Friday, October 7, 2016

These Are a Few of My Favorite Poll-Agglomerators





During the 2012 elections, my liberal aunt kept worrying. She thought that Romney was likely to win the presidential race. Several times, we had to talk her down from the ledge. We knew that Obama had this. Nate Silver told us so.

Political geeks of all stripes are frequent visitors to websites predicting the national political races. At least 13 well-known groups are making predictions on the presidential and Senate races. Many of these are associated with news media. For example, ABC, Associated Press, NBC, CNN, and the Washington Post all make predictions. Based on individual state polls, each predicts how many of the 270 electoral votes required to win that each candidate can count on.
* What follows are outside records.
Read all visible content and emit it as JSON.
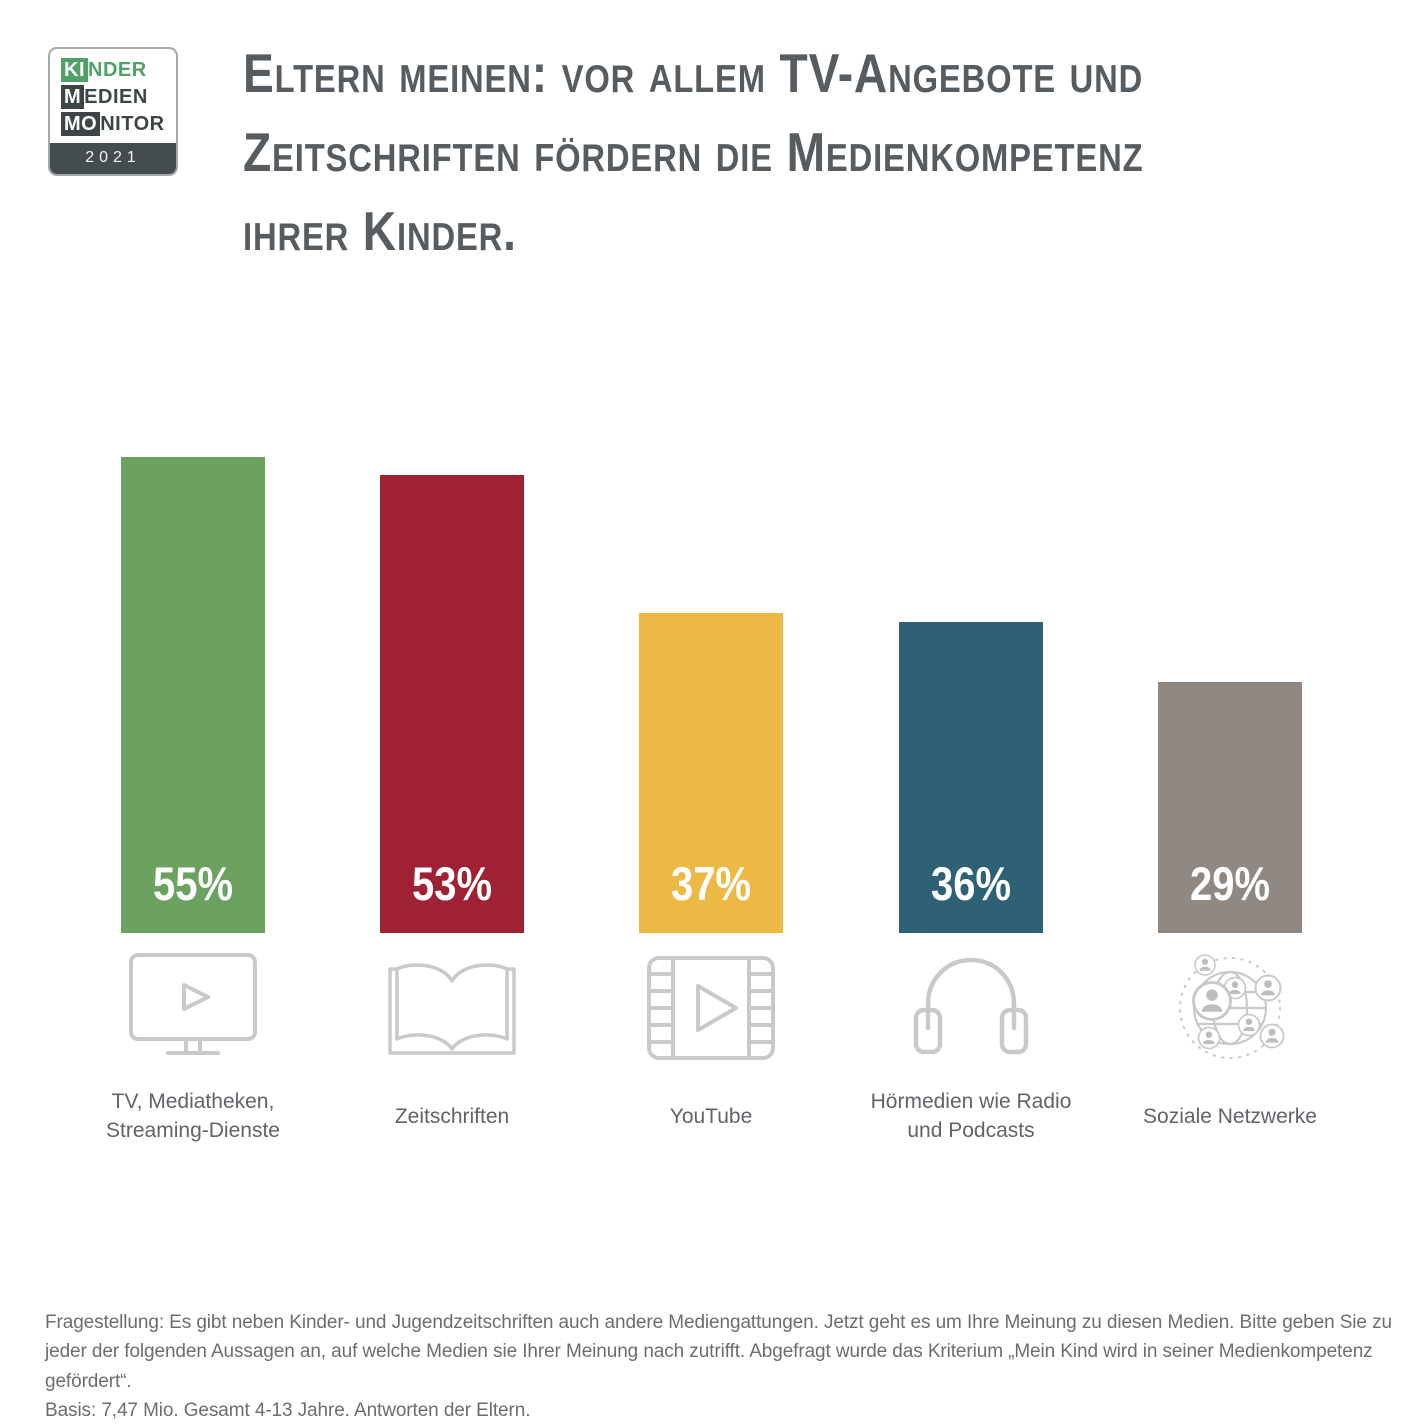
{
  "logo": {
    "line1_boxed": "KI",
    "line1_rest": "NDER",
    "line2_boxed": "M",
    "line2_rest": "EDIEN",
    "line3_boxed": "MO",
    "line3_rest": "NITOR",
    "year": "2021",
    "green": "#4FA167",
    "dark": "#3E4546"
  },
  "title": "Eltern meinen: vor allem TV-Angebote und Zeitschriften fördern die Medienkompetenz ihrer Kinder.",
  "chart_data": {
    "type": "bar",
    "title": "Eltern meinen: vor allem TV-Angebote und Zeitschriften fördern die Medienkompetenz ihrer Kinder.",
    "categories": [
      "TV, Mediatheken, Streaming-Dienste",
      "Zeitschriften",
      "YouTube",
      "Hörmedien wie Radio und Podcasts",
      "Soziale Netzwerke"
    ],
    "values": [
      55,
      53,
      37,
      36,
      29
    ],
    "value_labels": [
      "55%",
      "53%",
      "37%",
      "36%",
      "29%"
    ],
    "unit": "%",
    "colors": [
      "#6CA25F",
      "#9E2134",
      "#ECB945",
      "#2E6176",
      "#8F8883"
    ],
    "icons": [
      "tv-icon",
      "magazine-icon",
      "film-play-icon",
      "headphones-icon",
      "social-network-icon"
    ],
    "ylim": [
      0,
      60
    ],
    "grid": false,
    "legend": "none",
    "value_label_color": "#FFFFFF"
  },
  "footer": {
    "fragestellung": "Fragestellung: Es gibt neben Kinder- und Jugendzeitschriften auch andere Mediengattungen. Jetzt geht es um Ihre Meinung zu diesen Medien. Bitte geben Sie zu jeder der folgenden Aussagen an, auf welche Medien sie Ihrer Meinung nach zutrifft. Abgefragt wurde das Kriterium „Mein Kind wird in seiner Medienkompetenz gefördert“.",
    "basis": "Basis: 7,47 Mio. Gesamt 4-13 Jahre. Antworten der Eltern."
  }
}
Here are the most recent calls from this morning (October 7, 2016):

Outlet           Hillary EV's           Trump EV's           Toss-up EV           % Likelihood of Hillary Win
ABC                272                         197                         69                                    --- 

AP                  272                          197                         69                                    ---
NBC                272                         174                         92                                    ---
CNN                271                         197                           70                                     ---
Wash Post      253                          197                         88                                     ---

There are other, independent pundits who also make prognostications on the races. Sabato's Crystal Ball (U. of Virginia), the Cook Political Report, and the Rothenburg and Gonzales Political Report are three of these groups. All three also predict the Senate, House, and gubernatorial races.

Sabato            316                          215                          7                                    ---
Cook               272                          197                         69                                   ---
R&G               279                          191                         68                                   ---

However, I prefer the groups that use statistical analysis to derive a percent likelihood of a given result. The New York Times, Huffington Post, and the Daily Kos all take this approach. Of the statistical groups, my personal favorites are the Princeton Election Consortium (Sam Wang), and FiveThirtyEight (Nate Silver).
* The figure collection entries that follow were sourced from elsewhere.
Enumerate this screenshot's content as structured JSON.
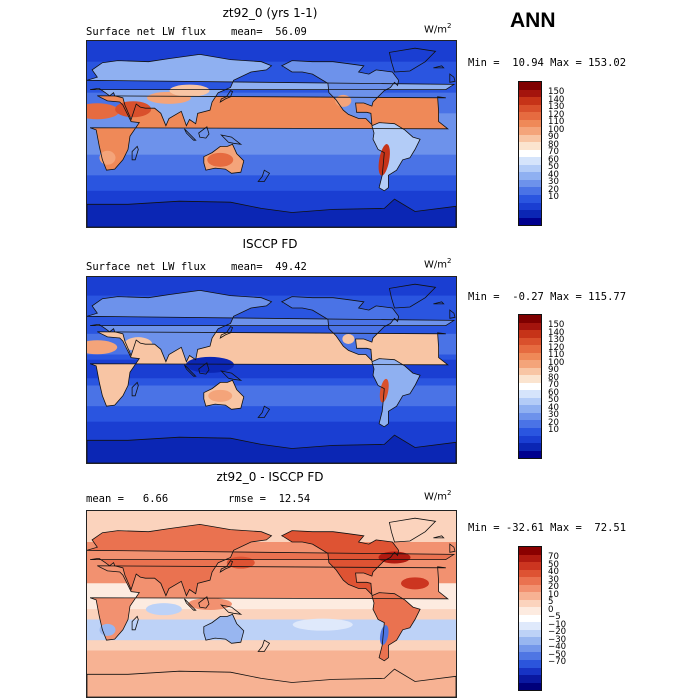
{
  "panels": [
    {
      "title": "zt92_0 (yrs 1-1)",
      "label": "Surface net LW flux",
      "stat1": "mean=  56.09",
      "stat2": "",
      "unit": "W/m",
      "unit_exp": "2",
      "minmax": "Min =  10.94 Max = 153.02",
      "legend_ticks": [
        "150",
        "140",
        "130",
        "120",
        "110",
        "100",
        "90",
        "80",
        "70",
        "60",
        "50",
        "40",
        "30",
        "20",
        "10"
      ],
      "colors": [
        "#7f0000",
        "#a4140d",
        "#c63318",
        "#d9502c",
        "#e66b40",
        "#ef8958",
        "#f4a47a",
        "#f8c5a4",
        "#fbe4cf",
        "#ffffff",
        "#d5e4fb",
        "#b3ccf7",
        "#8fb0f1",
        "#6d92eb",
        "#4a73e6",
        "#2a55e0",
        "#1a3ed2",
        "#0b26b4",
        "#00008e"
      ]
    },
    {
      "title": "ISCCP FD",
      "label": "Surface net LW flux",
      "stat1": "mean=  49.42",
      "stat2": "",
      "unit": "W/m",
      "unit_exp": "2",
      "minmax": "Min =  -0.27 Max = 115.77",
      "legend_ticks": [
        "150",
        "140",
        "130",
        "120",
        "110",
        "100",
        "90",
        "80",
        "70",
        "60",
        "50",
        "40",
        "30",
        "20",
        "10"
      ],
      "colors": [
        "#7f0000",
        "#a4140d",
        "#c63318",
        "#d9502c",
        "#e66b40",
        "#ef8958",
        "#f4a47a",
        "#f8c5a4",
        "#fbe4cf",
        "#ffffff",
        "#d5e4fb",
        "#b3ccf7",
        "#8fb0f1",
        "#6d92eb",
        "#4a73e6",
        "#2a55e0",
        "#1a3ed2",
        "#0b26b4",
        "#00008e"
      ]
    },
    {
      "title": "zt92_0 - ISCCP FD",
      "label": "mean =   6.66",
      "stat1": "",
      "stat2": "rmse =  12.54",
      "unit": "W/m",
      "unit_exp": "2",
      "minmax": "Min = -32.61 Max =  72.51",
      "legend_ticks": [
        "70",
        "50",
        "40",
        "30",
        "20",
        "10",
        "5",
        "0",
        "−5",
        "−10",
        "−20",
        "−30",
        "−40",
        "−50",
        "−70"
      ],
      "colors": [
        "#8a0000",
        "#b01a10",
        "#cc3520",
        "#de5333",
        "#ea7250",
        "#f29170",
        "#f7b293",
        "#fbd3bd",
        "#fdebe0",
        "#ffffff",
        "#dfe9fb",
        "#bdd2f7",
        "#98b6f0",
        "#7497ea",
        "#4f76e3",
        "#2b55dc",
        "#1733c4",
        "#0a18a0",
        "#00007a"
      ]
    }
  ],
  "season": "ANN"
}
FiveThirtyEight, for example, weights each poll contributing to its overall predictions by how recent the poll was conducted, historical ideological skew, and historical accuracy. Both FiveThirtyEight and Princeton offer a dazzling array of great graphs and charts. Using differing assumptions, both give several types of percent likelihoods. Best of all, neither tries to weasel-out of prediction by calling any state a toss-up.

Huff Post       263                           180                        95                                    83.5
Daily Kos      308                           230                         ---                                     86
NYT              322                           192                          24                                    82
538                326                           212                         ---                                     79.6
Princeton       323                           215                         ---                                     88

With all of the various and sundry poll-agglomerators, is was only natural that an agglomerator of poll-agglomerators would appear. The site 270 to Win is such an entity. The site gives current results and links for most of the groups mentioned above. It lists averages of all of the sites, covering both the presidential and Senate races.

After the 2012 election, stories abounded on how the election night loss shocked Romney and his staff. We remember the right-wing website that "unskewed" supposedly liberal polls and proclaimed that the Republican candidate would actually win. However, reliable poll-agglomerators like Wang and Silver had been predicting an Obama win for weeks. The Romney campaign should have paid more to the actual numbers than to their misplaced hopes.

There is a wealth of free, on-line election predictions available to the incurable political geek. With that information, there is no reason to be unsure of the state of the races or to be taken by surprise on election night.